NHL Offers Fan Incentives
Now that the National Hockey League is back in action, how is it going to bring fans back to the game, considering it’s a lot easier to juice a baseball than a puck?
All ribbing aside, the NHL is planning to introduce a flurry of apologies, lower ticket prices and special events to lure back hockey fans after a 10-month labor dispute, according to the Los Angeles Times. And, unlike the bad blood from the 1994-95 baseball strike, hockey fans are not as upset.
“The research I have done, fans have responded positively,” Dean Bonham of sports marketing firm Bonham Group told the Times. “They told us they understood the issues and that it needed to be fixed and if it was fixed, they would come back and support the NHL.”
The recent lockout had been brewing for years, with team owners claiming the NHL’s collective bargaining agreement with its players was untenable, making the league unprofitable.
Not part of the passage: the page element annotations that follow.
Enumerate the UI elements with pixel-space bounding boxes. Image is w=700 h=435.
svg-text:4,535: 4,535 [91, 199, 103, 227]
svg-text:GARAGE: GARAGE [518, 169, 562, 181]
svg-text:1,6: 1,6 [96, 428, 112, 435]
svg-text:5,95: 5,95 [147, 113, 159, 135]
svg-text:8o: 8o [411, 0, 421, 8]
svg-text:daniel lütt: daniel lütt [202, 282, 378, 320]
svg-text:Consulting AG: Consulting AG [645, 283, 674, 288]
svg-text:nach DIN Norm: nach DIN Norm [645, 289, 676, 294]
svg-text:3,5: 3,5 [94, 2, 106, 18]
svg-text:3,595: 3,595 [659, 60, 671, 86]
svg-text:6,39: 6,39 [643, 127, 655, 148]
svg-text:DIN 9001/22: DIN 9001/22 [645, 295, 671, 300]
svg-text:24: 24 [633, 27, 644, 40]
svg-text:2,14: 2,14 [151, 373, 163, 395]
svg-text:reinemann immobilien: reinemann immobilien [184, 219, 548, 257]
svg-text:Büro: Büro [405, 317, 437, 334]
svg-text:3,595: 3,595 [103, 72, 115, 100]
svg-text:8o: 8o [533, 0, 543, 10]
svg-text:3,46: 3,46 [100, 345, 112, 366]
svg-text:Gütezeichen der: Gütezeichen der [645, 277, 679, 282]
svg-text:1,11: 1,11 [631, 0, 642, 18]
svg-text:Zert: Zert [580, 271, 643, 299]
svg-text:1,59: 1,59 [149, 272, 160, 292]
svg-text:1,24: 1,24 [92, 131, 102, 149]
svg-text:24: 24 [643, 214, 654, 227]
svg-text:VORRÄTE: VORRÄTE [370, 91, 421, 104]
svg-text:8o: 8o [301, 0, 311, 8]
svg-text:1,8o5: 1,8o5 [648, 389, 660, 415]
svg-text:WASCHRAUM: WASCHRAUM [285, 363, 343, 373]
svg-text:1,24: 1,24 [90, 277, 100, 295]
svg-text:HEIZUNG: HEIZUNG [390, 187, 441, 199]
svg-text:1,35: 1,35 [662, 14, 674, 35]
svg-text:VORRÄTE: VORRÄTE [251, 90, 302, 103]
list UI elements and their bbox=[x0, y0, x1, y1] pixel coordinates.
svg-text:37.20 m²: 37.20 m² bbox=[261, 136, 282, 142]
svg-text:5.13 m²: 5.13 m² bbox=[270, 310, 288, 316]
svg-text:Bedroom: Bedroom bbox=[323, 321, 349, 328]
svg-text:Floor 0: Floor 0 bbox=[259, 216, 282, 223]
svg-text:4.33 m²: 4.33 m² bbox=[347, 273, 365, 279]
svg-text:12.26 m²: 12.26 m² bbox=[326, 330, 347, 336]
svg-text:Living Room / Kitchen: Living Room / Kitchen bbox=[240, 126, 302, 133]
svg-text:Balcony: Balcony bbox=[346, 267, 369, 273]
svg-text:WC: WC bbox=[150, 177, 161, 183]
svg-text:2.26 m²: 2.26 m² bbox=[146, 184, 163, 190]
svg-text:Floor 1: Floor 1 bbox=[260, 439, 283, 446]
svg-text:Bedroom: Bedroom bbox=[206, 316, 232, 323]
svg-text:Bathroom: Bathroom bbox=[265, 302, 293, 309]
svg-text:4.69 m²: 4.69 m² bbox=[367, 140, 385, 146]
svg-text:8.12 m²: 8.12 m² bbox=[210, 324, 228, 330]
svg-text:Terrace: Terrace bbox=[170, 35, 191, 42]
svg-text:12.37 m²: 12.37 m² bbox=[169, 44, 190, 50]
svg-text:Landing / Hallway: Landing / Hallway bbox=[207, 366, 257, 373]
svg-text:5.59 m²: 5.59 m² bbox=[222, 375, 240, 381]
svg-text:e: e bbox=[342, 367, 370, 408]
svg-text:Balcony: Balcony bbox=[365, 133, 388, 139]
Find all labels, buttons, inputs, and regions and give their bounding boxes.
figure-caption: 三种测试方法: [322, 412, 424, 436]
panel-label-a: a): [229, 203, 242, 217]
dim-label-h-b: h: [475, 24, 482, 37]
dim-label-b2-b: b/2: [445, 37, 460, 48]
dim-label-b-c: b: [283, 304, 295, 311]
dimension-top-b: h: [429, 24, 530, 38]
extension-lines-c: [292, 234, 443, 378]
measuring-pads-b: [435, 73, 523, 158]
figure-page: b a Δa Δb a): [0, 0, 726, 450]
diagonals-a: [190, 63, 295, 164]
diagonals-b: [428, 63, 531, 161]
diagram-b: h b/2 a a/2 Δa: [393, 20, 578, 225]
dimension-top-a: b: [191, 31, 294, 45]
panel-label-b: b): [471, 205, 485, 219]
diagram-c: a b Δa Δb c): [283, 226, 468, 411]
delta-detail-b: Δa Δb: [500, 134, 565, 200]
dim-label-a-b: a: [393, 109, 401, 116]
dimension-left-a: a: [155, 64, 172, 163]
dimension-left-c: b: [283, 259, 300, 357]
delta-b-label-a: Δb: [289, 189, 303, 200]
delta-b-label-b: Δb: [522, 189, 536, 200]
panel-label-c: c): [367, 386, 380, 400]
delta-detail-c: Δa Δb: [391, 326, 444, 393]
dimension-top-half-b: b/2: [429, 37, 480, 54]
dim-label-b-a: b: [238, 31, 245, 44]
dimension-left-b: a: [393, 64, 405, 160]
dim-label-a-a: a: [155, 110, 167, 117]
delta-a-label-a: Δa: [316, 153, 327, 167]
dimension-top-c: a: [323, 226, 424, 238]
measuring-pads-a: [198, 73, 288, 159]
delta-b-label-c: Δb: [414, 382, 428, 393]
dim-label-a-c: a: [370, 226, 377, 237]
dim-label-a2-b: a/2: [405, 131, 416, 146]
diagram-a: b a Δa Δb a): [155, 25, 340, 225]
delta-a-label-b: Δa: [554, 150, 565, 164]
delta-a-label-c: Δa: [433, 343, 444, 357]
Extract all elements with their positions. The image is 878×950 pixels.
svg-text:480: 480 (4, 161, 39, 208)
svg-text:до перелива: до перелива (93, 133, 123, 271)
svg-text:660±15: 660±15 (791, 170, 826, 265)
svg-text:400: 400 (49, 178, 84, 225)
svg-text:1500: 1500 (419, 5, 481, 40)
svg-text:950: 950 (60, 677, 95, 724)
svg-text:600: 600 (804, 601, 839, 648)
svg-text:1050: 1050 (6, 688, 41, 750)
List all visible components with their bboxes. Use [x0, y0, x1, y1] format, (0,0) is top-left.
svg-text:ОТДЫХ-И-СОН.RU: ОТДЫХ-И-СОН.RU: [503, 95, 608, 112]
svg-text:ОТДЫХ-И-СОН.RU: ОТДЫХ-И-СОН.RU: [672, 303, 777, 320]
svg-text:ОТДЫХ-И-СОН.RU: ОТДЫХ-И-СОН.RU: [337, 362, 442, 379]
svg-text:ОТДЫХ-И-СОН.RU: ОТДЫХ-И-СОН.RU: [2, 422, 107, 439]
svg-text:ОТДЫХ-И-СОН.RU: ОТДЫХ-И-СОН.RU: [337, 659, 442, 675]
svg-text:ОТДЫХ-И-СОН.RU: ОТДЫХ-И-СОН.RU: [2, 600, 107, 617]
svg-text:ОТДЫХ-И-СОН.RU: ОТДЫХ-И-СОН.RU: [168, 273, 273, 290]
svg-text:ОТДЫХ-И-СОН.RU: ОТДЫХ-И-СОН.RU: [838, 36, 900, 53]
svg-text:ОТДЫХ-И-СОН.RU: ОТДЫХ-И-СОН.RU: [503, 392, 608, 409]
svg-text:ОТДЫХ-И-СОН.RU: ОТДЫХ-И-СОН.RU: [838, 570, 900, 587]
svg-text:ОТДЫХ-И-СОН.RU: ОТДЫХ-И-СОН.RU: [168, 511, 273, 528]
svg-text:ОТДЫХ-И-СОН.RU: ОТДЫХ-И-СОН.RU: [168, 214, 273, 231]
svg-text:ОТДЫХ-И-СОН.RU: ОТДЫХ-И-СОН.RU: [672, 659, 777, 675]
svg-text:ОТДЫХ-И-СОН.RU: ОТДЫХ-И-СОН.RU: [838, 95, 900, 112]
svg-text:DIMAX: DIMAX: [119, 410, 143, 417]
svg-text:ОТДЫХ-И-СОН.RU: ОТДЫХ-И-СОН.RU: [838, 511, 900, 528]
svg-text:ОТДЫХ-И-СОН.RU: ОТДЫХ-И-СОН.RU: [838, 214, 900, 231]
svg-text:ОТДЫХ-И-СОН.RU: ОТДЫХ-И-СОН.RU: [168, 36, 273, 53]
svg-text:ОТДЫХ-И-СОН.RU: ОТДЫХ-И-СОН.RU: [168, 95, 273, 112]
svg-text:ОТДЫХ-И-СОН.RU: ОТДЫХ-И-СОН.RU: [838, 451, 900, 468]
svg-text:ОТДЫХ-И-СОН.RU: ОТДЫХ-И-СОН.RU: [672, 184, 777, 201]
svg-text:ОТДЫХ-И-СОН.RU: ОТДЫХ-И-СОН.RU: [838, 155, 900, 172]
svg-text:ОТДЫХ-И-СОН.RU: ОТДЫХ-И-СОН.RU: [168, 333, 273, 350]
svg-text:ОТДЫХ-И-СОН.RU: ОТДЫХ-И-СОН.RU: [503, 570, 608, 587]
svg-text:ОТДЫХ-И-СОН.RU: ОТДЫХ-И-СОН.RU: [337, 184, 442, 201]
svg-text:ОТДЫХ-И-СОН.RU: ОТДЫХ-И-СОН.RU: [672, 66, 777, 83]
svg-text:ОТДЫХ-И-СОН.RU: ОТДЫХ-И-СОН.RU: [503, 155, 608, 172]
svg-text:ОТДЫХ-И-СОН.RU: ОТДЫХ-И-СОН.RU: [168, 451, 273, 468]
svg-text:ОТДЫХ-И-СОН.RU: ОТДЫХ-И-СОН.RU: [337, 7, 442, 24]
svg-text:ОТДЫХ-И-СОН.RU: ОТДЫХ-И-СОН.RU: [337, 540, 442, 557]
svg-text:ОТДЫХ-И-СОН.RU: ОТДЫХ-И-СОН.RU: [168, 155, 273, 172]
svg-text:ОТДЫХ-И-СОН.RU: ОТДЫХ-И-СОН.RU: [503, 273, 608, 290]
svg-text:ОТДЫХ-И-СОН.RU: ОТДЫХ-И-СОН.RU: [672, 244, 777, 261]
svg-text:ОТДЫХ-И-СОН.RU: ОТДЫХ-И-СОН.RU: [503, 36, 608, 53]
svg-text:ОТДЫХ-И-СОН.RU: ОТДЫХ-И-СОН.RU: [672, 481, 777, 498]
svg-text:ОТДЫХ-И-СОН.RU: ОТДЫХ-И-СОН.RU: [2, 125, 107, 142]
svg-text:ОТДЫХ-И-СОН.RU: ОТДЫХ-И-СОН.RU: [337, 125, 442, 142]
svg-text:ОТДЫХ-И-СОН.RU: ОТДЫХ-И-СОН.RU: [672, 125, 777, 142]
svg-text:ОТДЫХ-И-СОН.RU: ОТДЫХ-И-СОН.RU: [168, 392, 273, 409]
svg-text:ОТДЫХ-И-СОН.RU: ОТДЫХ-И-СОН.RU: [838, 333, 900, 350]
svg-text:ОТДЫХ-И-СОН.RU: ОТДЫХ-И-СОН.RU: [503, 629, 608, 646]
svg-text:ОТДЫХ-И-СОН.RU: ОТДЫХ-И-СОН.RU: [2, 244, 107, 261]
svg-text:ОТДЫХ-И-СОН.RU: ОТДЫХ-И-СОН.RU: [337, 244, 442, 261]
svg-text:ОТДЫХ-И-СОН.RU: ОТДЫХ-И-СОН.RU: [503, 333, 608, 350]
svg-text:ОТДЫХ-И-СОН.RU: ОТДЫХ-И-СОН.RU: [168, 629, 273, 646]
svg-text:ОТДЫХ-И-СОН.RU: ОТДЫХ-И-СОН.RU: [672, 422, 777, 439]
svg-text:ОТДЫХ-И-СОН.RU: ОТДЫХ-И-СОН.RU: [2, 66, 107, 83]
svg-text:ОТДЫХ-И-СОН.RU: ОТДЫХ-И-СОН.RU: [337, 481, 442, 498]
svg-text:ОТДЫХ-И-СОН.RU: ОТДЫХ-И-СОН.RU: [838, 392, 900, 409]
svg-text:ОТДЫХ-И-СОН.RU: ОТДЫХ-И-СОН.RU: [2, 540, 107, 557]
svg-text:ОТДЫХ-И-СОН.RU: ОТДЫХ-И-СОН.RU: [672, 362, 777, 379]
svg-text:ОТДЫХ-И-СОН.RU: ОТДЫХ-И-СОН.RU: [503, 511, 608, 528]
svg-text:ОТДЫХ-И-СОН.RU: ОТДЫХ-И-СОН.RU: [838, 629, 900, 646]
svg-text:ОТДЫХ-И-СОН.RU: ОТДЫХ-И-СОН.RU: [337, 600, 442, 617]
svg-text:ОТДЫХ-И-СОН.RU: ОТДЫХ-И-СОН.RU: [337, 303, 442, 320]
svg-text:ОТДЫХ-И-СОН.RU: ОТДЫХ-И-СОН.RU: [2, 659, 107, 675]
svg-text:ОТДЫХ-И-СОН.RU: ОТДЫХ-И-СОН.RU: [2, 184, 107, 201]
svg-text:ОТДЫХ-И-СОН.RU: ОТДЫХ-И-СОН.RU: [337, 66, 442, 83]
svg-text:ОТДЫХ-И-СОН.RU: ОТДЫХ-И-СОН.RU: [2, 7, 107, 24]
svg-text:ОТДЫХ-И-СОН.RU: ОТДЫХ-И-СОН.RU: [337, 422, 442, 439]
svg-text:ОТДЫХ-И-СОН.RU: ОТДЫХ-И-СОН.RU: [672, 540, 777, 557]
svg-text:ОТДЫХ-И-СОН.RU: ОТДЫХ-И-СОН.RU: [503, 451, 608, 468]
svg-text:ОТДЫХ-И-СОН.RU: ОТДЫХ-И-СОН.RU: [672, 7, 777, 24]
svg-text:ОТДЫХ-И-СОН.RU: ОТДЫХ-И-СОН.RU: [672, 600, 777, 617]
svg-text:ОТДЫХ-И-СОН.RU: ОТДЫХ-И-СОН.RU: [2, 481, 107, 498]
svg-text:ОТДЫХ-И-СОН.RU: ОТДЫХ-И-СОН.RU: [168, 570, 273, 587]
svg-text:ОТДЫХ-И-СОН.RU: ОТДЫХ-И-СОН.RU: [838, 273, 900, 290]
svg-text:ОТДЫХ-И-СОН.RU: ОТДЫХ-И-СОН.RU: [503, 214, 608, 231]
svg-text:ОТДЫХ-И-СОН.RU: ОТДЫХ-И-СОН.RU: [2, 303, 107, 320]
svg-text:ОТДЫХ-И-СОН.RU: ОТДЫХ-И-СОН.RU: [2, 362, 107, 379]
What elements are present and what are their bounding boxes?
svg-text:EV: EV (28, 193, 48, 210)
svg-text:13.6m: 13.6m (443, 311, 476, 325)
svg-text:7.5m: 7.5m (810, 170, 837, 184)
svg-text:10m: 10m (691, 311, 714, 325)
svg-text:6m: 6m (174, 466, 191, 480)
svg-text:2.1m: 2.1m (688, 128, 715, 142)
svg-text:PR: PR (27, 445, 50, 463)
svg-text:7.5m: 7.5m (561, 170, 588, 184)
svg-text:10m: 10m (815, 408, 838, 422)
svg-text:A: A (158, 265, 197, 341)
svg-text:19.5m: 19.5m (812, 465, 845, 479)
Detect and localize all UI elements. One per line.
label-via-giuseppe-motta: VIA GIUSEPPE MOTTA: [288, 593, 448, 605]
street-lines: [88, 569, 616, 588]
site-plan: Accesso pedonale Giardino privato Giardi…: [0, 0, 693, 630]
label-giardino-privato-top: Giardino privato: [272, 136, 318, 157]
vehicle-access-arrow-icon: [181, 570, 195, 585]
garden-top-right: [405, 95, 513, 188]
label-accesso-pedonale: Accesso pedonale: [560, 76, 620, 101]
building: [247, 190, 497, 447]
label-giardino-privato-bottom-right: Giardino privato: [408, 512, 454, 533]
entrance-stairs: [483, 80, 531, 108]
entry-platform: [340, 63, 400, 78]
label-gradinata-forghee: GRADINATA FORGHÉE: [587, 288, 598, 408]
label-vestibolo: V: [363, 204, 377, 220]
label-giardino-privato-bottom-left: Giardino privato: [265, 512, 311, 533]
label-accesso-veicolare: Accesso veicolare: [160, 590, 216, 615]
Last fall’s lockout meant this was the first year there wasn’t a Stanley Cup winner since 1919.
“From my perspective, fan loyalty is a lot stronger and a lot deeper than the so-called experts claim,” Mighty Ducks GM Brian Burke told the paper. “They follow the game passionately. … It will rebound stronger and quicker than people expected.”
The Anaheim team has already unveiled price cuts on season tickets, and the Los Angeles Kings plan on some price cuts, too, after it issues an expected apology in a full-page newspaper advertisement.
The New York Rangers scheduled an event July 25th where the first 1,000 fans received a voucher for two tickets to a regular season game, and the city’s Islanders announced 3,000 ducats would be available at $10 for 10 first-half regular season home games, the Times said.
“The three main things fans care about are winning, affordability and access,” Kings President Tim Leiweke told the paper. “That doesn’t come from some crazy guy writing crazy checks. We now have a system that makes that possible. We paid a hell of a price to get to this day, and I hope we can move the game forward.”
Ticket price reduction is not expected in Detroit, Edmonton, Calgary, Vancouver and Toronto, where hockey has strong support, according to the Times.